Sumac Is the Spice You’re Not Baking With But Absolutely Should Be
In baking, a few dried spices garner most of the glory. Cinnamon, allspice, ginger—you know the lot. And while many of us who find solace in the hum of a stand mixer have expanded our reach to include the likes of cardamom, saffron, etc. in our dessert-ing, when you think about what the contents of your spice cabinet can bring to the sweet bowl of batter in front of you, what honestly comes to mind?
The list is generally going to look something like: nuttiness, toastiness, earthiness, warming vibes, perhaps some florality. But brightness? Tang? Those are flavors we seek from fresh ingredients like citrus. Right?
So this is the part where we talk about sumac. A coarse, ruby red powder ground from the dried berries of the sumac bush, sumac is a staple seasoning in Mediterranean and Middle Eastern cuisines. It has a uniquely tart flavor that’s comparable to lemon’s bright tang, but is slightly more nuanced and well rounded. (Nothing against fresh lemon juice and zest, of course; the two ingredients can actually be great pals in a recipe.) Sumac is most commonly used in savory dishes—such as Sumac Chicken with Cauliflower and Carrots or Grilled Lamb Kufta Kebabs—because, much like lemon, it pairs well with everything from poultry and fish to red meat and earthy roasted vegetables.
However, sumac also shines beautifully in desserts. In fact, I’d go so far as to say that it’s destined for the sweet life. See, sumac is one of those spices that’s arguably best added toward the end of the cooking process or sprinkled right over top of salads or dips for a pop of vivid flavor and color—a finishing spice. Exposure to intensive heat doesn’t unlock any profound new layers of flavor in this gentle spice. But cushioned in the buttery folds of a sweet batter or whisked into a simple glaze, the conveniently lemon-like powder is right at home.
I was first introduced to the idea of bringing sumac to the dessert table by Nicole Callioux, the talent behind the serenely mouthwatering Instagram account @butter.and.botanicals, who incorporates the spice into her blondies alongside strawberries and ruby chocolate.
“I love the sharpness sumac has beside the jammie strawberries and sweet ruby chocolate,” Callioux says. “Adding lemon zest helps further brighten the sourness of the sumac, which I think works perfectly when you’re baking with summer fruits."

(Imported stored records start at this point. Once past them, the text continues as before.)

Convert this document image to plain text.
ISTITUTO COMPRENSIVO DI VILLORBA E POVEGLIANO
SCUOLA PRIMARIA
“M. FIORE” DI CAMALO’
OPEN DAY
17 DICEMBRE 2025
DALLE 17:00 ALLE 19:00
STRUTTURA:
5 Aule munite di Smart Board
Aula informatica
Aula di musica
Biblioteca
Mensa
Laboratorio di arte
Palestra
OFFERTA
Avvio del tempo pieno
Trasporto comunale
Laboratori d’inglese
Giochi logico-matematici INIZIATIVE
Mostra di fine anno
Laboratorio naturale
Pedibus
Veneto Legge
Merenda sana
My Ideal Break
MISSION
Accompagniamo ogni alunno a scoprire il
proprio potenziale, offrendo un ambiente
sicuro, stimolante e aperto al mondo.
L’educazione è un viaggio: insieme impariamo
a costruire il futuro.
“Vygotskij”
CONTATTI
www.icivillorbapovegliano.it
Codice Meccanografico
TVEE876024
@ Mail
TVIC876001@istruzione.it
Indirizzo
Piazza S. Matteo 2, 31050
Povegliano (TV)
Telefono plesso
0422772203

Inspired by Callioux, I went into the test kitchen, and came out with two Raspberry, Sumac, and Almond Cakes. Why two? Because my intention of trying the flavor profile onto two cake formats and landing on a clear and obvious winner did not pan out as planned. At which point I realized, there’s really no need to choose.
If you’re looking for a simple cake that offers anything-but-simple flavor personality, I think you’ll find yourself very pleased with this Raspberry, Sumac, and Almond Snack Cake. This is the sort of recipe you can lazily whip up on a Sunday afternoon when you want something sweet around, but with a glittering (and delightfully crunchy) sugared almond topping, it's appropriately dressed for more momentous responsibilities—like celebrating a birthday. In short, this tender almond cake laced with sunny sumac and studded with sweet-tart raspberries is effortlessly impressive.
Get the Recipe: Raspberry, Sumac, and Almond Snack Cake
If you fancy yourself a pound cake person, you absolutely need this one in your repertoire. Between the batter and the ruby raspberry-sumac glaze that tops the baked cake, it may seem like a lot of sumac going in—especially if this is a new-to-you spice. However, it’s important to keep in mind that sumac’s flavor, though sour, is soft. Thus, it isn’t a spice you need to be particularly dainty with in baking. Especially in a situation where it has four sticks of butter to cut through.
Get the Recipe: Raspberry, Sumac, and Almond Pound Cake
Ready to begin your own sumac journey? The spice is becoming more readily available at supermarkets and can typically be found at grocery stores such as Whole Foods and The Fresh Market, or specialty spice stores like Penzeys. You can also order it online. Like other dried spices, sumac should be stored in an airtight container, away from direct light or heat (i.e. in your spice cabinet). Try one of the cake recipes above, substituting whatever berries you like, or try adding a spoonful to your own favorite recipes that could use a lively punch of pucker; shortbread cookies, muffins, or a chess pie would all be great places to start.